Roche to Buy US Biotech Firm Seragon for up to $1.7 Billion
03.07.2014 -
Swiss-based Roche Holding AG plans to pay up to $1.73 billion to buy Seragon Pharmaceuticals, a privately-held US biotech company that researches breast cancer treatments.
Roche has long dominated the field of breast cancer with drugs such as Herceptin and recently won approval for Kadcyla and Perjeta, two treatments for patients whose cancer cells contain increased amounts of the protein known as HER2.
San Diego-based Seragon was spun off from Aragon Pharmaceuticals last year when that company was bought by Johnson & Johnson. It is focused on developing a new generation of oral medicines that may offer an improved way of tackling hormone receptor-positive breast cancer, and potentially other cancers.

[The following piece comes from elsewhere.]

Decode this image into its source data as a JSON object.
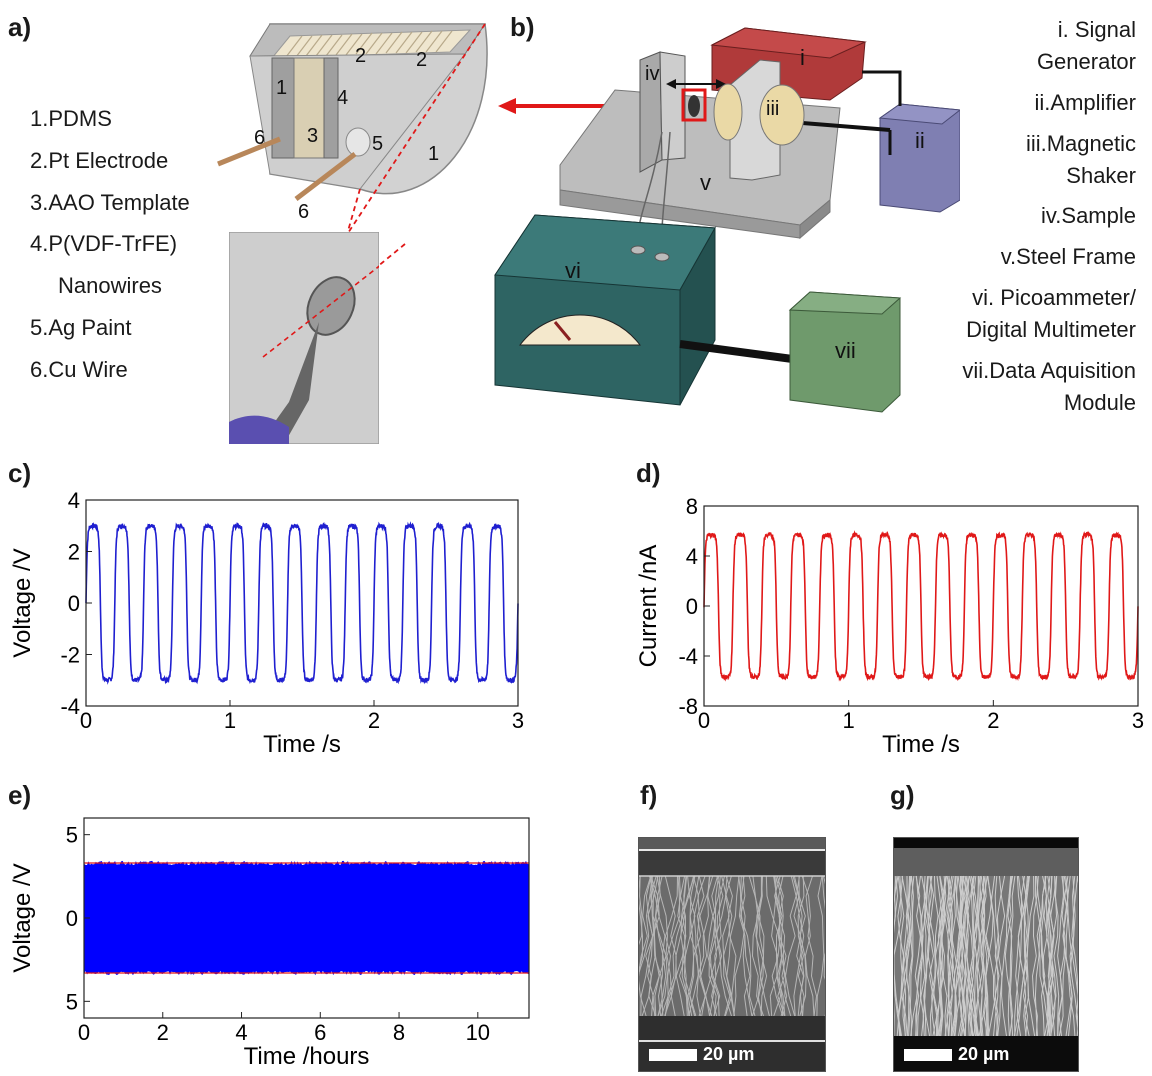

Seragon's most advanced experimental drug, ARN-810, is currently in initial Phase I clinical trials for breast cancer patients who have not responded to current hormonal agents.
Roche said Seragon's so-called oral selective estrogen receptor degraders, or SERDs, would complement existing research and development programmes in breast cancer under way at the Swiss group's Genentech unit.
The Basel-based drugmaker will pay $725 million in cash and may hand over as much as $1 billion more if Seragon achieves drug development milestones.
Seragon is the second notable acquisition in as many months for Roche, which bought privately held US gene-sequencing firm Genia Technologies for up to $350 million in June, securing access to a technology that should allow it to decipher human genes more quickly at a cheaper cost.
The acquisition represents a response to investors who wondered how Roche might use its cash after paying down debt from acquiring Genentech.
The transaction is expected to close in the third quarter.